Без посредника – никак, а тот мешал, в первую очередь, тем, что знал истинную сумму по договору с заказчиками, с того и требовал свою долю. Анестезиолог и сестра были в неведении об истинной стоимости заказов, поэтому с ними можно было рассчитаться по своему разумению. Сам он уже давно и не без приличной рекламы и хайпа стал известным специалистом в области суррогатного детопроизводства. Самые жирные заказы приходили с той стороны, с которой у него давно сложились понятные во всем отношения. Это были гомосексуальные пары, которые вылезли напоказ со своими построениями современной семьи. Таких становилось все больше с каждым годом. Мало того, что они хорошо платили, у них всегда были свои суррогатные матери со всеми рекомендациями и анализами. Все юридические вопросы и оформление всех прав на родившегося они закрывали всегда без проблем. Были, конечно, и бесплодные обычные семейные пары, но тех надо было отсортировывать, ибо у них часто ничего не было, кроме желания обзавестись ребенком, в том числе и денег не бывало по озвученному тарифу. Всеми этими вопросами и занимался посредник. Вот ему, доктору, уже и не хотелось быть врачом, а стать таким посредником – профессионалом от медицины. Ни работы, ни ответственности, только деньги собирай и дели. Пока приходилось работать руками, но все же будущее свое в таком перспективном бизнесе он видел в роли посредника-переговорщика и первых рук в получении денег.

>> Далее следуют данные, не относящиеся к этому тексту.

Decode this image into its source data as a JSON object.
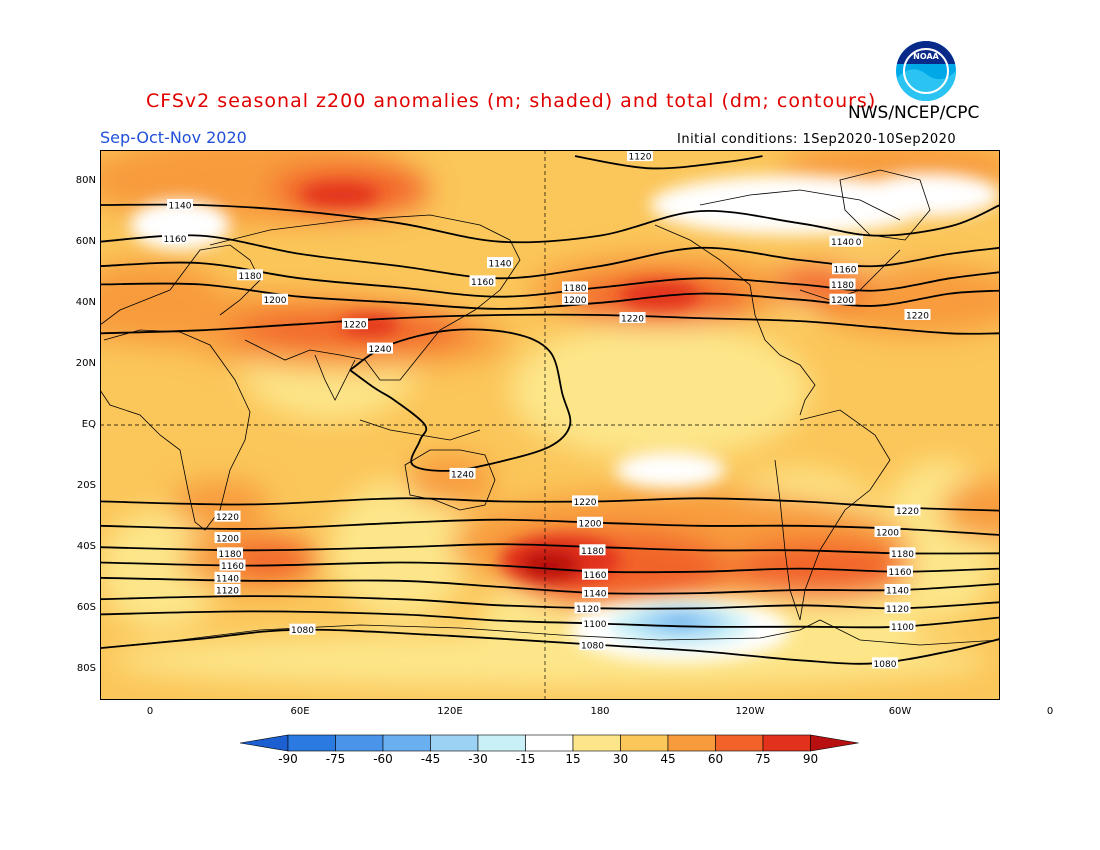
{
  "header": {
    "title": "CFSv2 seasonal z200 anomalies (m; shaded) and total (dm; contours)",
    "agency": "NWS/NCEP/CPC",
    "season": "Sep-Oct-Nov 2020",
    "initial_conditions": "Initial conditions: 1Sep2020-10Sep2020",
    "logo_text": "NOAA"
  },
  "axes": {
    "lat_labels": [
      "80N",
      "60N",
      "40N",
      "20N",
      "EQ",
      "20S",
      "40S",
      "60S",
      "80S"
    ],
    "lat_values": [
      80,
      60,
      40,
      20,
      0,
      -20,
      -40,
      -60,
      -80
    ],
    "lon_labels": [
      "0",
      "60E",
      "120E",
      "180",
      "120W",
      "60W",
      "0"
    ],
    "lon_values": [
      0,
      60,
      120,
      180,
      240,
      300,
      360
    ]
  },
  "colorbar": {
    "labels": [
      "-90",
      "-75",
      "-60",
      "-45",
      "-30",
      "-15",
      "15",
      "30",
      "45",
      "60",
      "75",
      "90"
    ],
    "colors": [
      "#1c5fd0",
      "#2a7ae2",
      "#4a95ea",
      "#6ab0f0",
      "#9cd3f4",
      "#c8f0f6",
      "#ffffff",
      "#fde68a",
      "#fbc65a",
      "#f89b3c",
      "#f2632a",
      "#e2321c",
      "#b81010"
    ]
  },
  "contour_labels": [
    {
      "text": "1120",
      "lon": 196,
      "lat": 88
    },
    {
      "text": "1140",
      "lon": 12,
      "lat": 72
    },
    {
      "text": "1160",
      "lon": 10,
      "lat": 61
    },
    {
      "text": "1180",
      "lon": 40,
      "lat": 49
    },
    {
      "text": "1200",
      "lon": 50,
      "lat": 41
    },
    {
      "text": "1220",
      "lon": 82,
      "lat": 33
    },
    {
      "text": "1240",
      "lon": 92,
      "lat": 25
    },
    {
      "text": "1140",
      "lon": 140,
      "lat": 53
    },
    {
      "text": "1160",
      "lon": 133,
      "lat": 47
    },
    {
      "text": "1180",
      "lon": 170,
      "lat": 45
    },
    {
      "text": "1200",
      "lon": 170,
      "lat": 41
    },
    {
      "text": "1220",
      "lon": 193,
      "lat": 35
    },
    {
      "text": "1140",
      "lon": 280,
      "lat": 60
    },
    {
      "text": "1160",
      "lon": 278,
      "lat": 51
    },
    {
      "text": "1180",
      "lon": 277,
      "lat": 46
    },
    {
      "text": "1200",
      "lon": 277,
      "lat": 41
    },
    {
      "text": "1220",
      "lon": 307,
      "lat": 36
    },
    {
      "text": "1240",
      "lon": 125,
      "lat": -16
    },
    {
      "text": "1220",
      "lon": 174,
      "lat": -25
    },
    {
      "text": "1200",
      "lon": 176,
      "lat": -32
    },
    {
      "text": "1180",
      "lon": 177,
      "lat": -41
    },
    {
      "text": "1160",
      "lon": 178,
      "lat": -49
    },
    {
      "text": "1140",
      "lon": 178,
      "lat": -55
    },
    {
      "text": "1120",
      "lon": 175,
      "lat": -60
    },
    {
      "text": "1100",
      "lon": 178,
      "lat": -65
    },
    {
      "text": "1080",
      "lon": 177,
      "lat": -72
    },
    {
      "text": "1220",
      "lon": 31,
      "lat": -30
    },
    {
      "text": "1200",
      "lon": 31,
      "lat": -37
    },
    {
      "text": "1180",
      "lon": 32,
      "lat": -42
    },
    {
      "text": "1160",
      "lon": 33,
      "lat": -46
    },
    {
      "text": "1140",
      "lon": 31,
      "lat": -50
    },
    {
      "text": "1120",
      "lon": 31,
      "lat": -54
    },
    {
      "text": "1080",
      "lon": 61,
      "lat": -67
    },
    {
      "text": "1220",
      "lon": 303,
      "lat": -28
    },
    {
      "text": "1200",
      "lon": 295,
      "lat": -35
    },
    {
      "text": "1180",
      "lon": 301,
      "lat": -42
    },
    {
      "text": "1160",
      "lon": 300,
      "lat": -48
    },
    {
      "text": "1140",
      "lon": 299,
      "lat": -54
    },
    {
      "text": "1120",
      "lon": 299,
      "lat": -60
    },
    {
      "text": "1100",
      "lon": 301,
      "lat": -66
    },
    {
      "text": "1080",
      "lon": 294,
      "lat": -78
    },
    {
      "text": "1140",
      "lon": 277,
      "lat": 60
    }
  ]
}
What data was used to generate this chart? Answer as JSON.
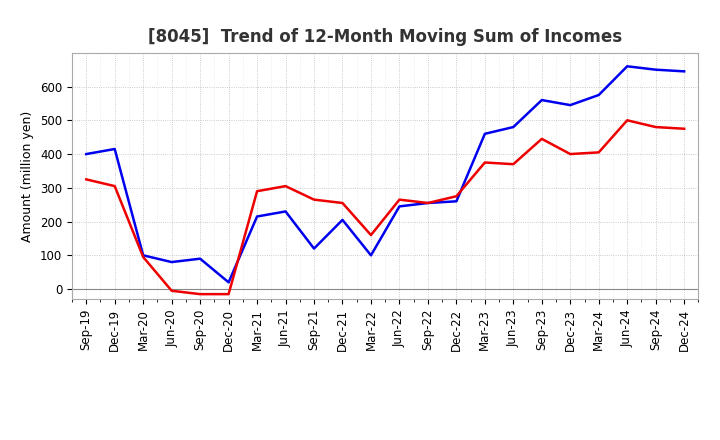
{
  "title": "[8045]  Trend of 12-Month Moving Sum of Incomes",
  "ylabel": "Amount (million yen)",
  "background_color": "#ffffff",
  "plot_bg_color": "#ffffff",
  "grid_color": "#aaaaaa",
  "x_labels": [
    "Sep-19",
    "Dec-19",
    "Mar-20",
    "Jun-20",
    "Sep-20",
    "Dec-20",
    "Mar-21",
    "Jun-21",
    "Sep-21",
    "Dec-21",
    "Mar-22",
    "Jun-22",
    "Sep-22",
    "Dec-22",
    "Mar-23",
    "Jun-23",
    "Sep-23",
    "Dec-23",
    "Mar-24",
    "Jun-24",
    "Sep-24",
    "Dec-24"
  ],
  "ordinary_income": [
    400,
    415,
    100,
    80,
    90,
    20,
    215,
    230,
    120,
    205,
    100,
    245,
    255,
    260,
    460,
    480,
    560,
    545,
    575,
    660,
    650,
    645
  ],
  "net_income": [
    325,
    305,
    95,
    -5,
    -15,
    -15,
    290,
    305,
    265,
    255,
    160,
    265,
    255,
    275,
    375,
    370,
    445,
    400,
    405,
    500,
    480,
    475
  ],
  "ordinary_color": "#0000ee",
  "net_color": "#ee0000",
  "ylim_min": -30,
  "ylim_max": 700,
  "yticks": [
    0,
    100,
    200,
    300,
    400,
    500,
    600
  ],
  "line_width": 1.8,
  "title_fontsize": 12,
  "tick_fontsize": 8.5,
  "ylabel_fontsize": 9
}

Анестезиологу же было наплевать на перспективы, он пил. Однако в работе преуспевал, умея принимать решения и не боясь риска в сложных ситуациях. Пить начал после того, как свою жену – преподавательницу кафедры общей гигиены, увидел без трусов, стоящую раком. У ее жопы пыхтел качок-второкурсник все того же родного медицинского вуза. Жену он не бросил, а сама она никуда не ушла, семейная жизнь двух медиков продолжалась. Правда, он как-то пристрастился к виски, а домой стал приходить, когда хотел, мог и вообще не приходить. При всем этом он работу делал и старался по утрам унять дрожь в руках всеми известными врачам способами. Он реально понимал, что его, при таких делах, держат, может даже и не из-за профессиональных навыков, а из-за того, что у него не бывает претензий по оплате своего труда. Сколько дадут – на пропой все равно хватит.

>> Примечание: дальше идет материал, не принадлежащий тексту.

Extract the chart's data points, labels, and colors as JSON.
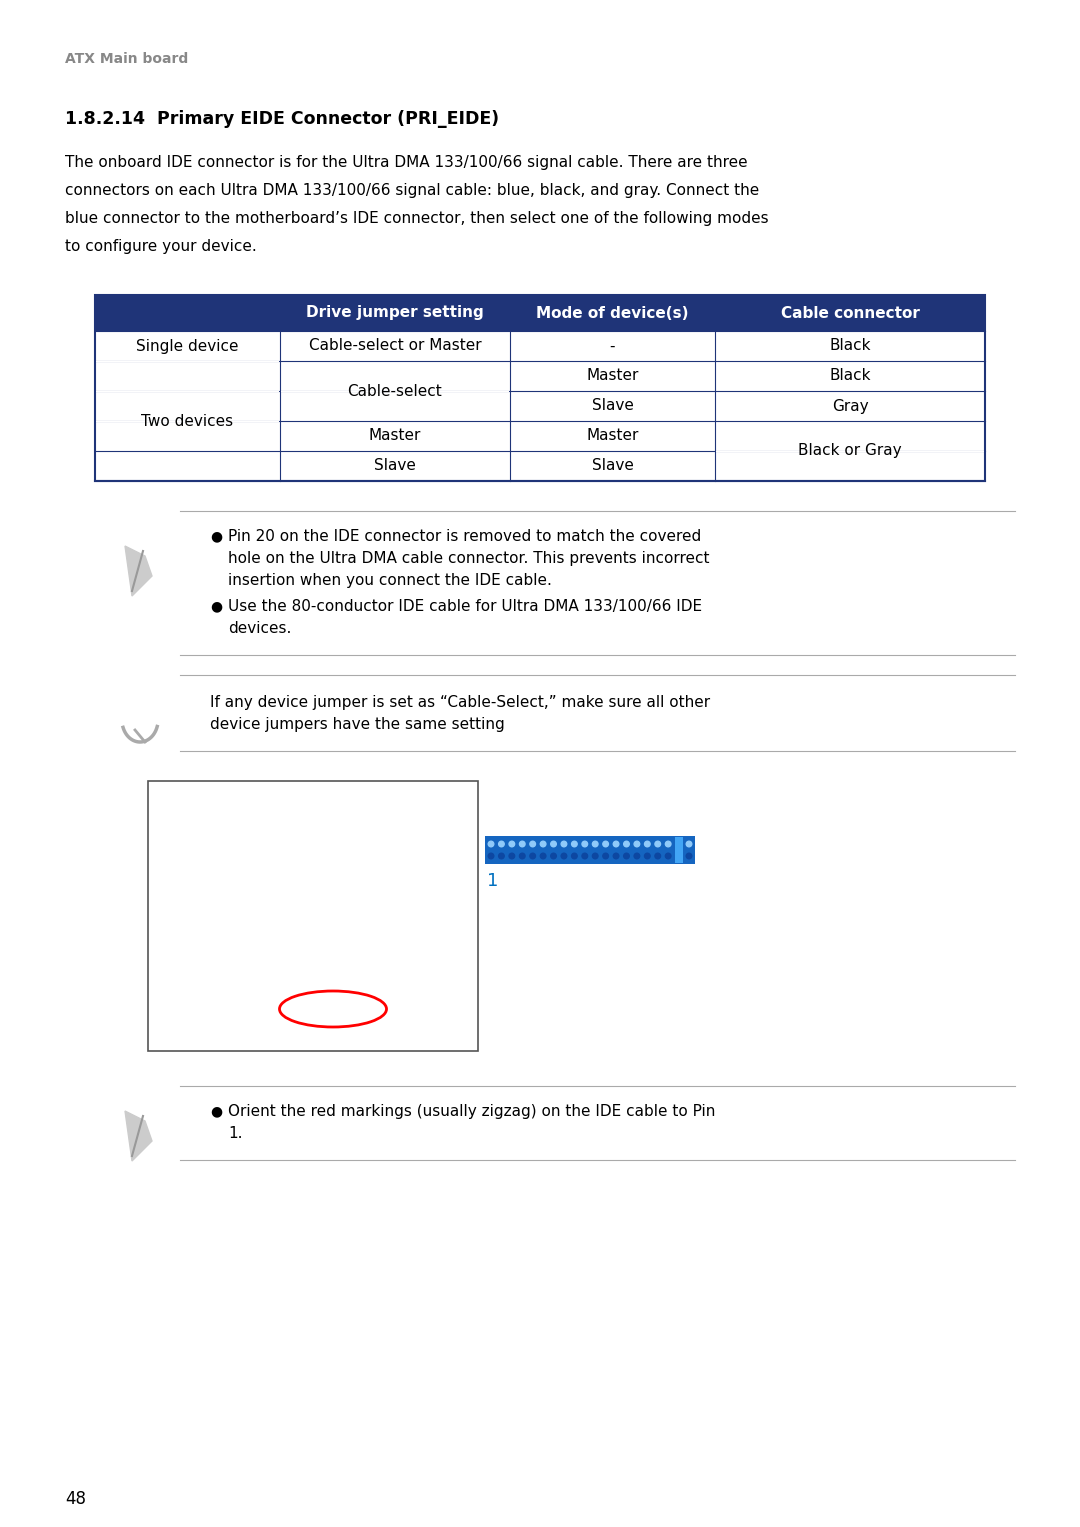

Третьим фигурантом в этой компании была медсестра – пятикурсница того же медвуза. Если она была не очень и красивая, то весьма влюбчивая и романтическая натура. Ей все время хотелось внимания, от кого бы оно ни исходило. Это был и пьяный сокурсник на природе, которого из палатки выгнала его девушка по причине «нажратости». Он залез к нашей героине в спальник, а чуть придя в себя, убежал в панике быть изобличенным. Она же, после, у костра читала Ахматову и возводила к небу глаза. Дежурный электрик из ЖЭО тоже подходил на роль героя романтических грез. Он всегда приходил снимать показания счетчиков в одно и то же время, и всегда ее заставал с оголенными ляжками и на каблуках. Однажды он остался выпить стакан холодной минеральной воды, но уже вечером заявилась его толстая жена и известила, что у электрика двое ребятишек, и он сам во всем признался и покаялся. Еще был таксист – извращенец и плут. А после бытовой пьянки без повода и праздника появилась и родственница соседки. В той медицине она себя не видела, все ее взгляды были обращены, в соответствии с ее романтической натурой, в пластическую хирургию и косметологию. Красота, хоть и ненастоящая, всегда была большой силой.

Вот такие страсти среди живых. Именно этой компании и готовили командировку мертвые. Во сне придется послужить бесплатно, но с большим усердием.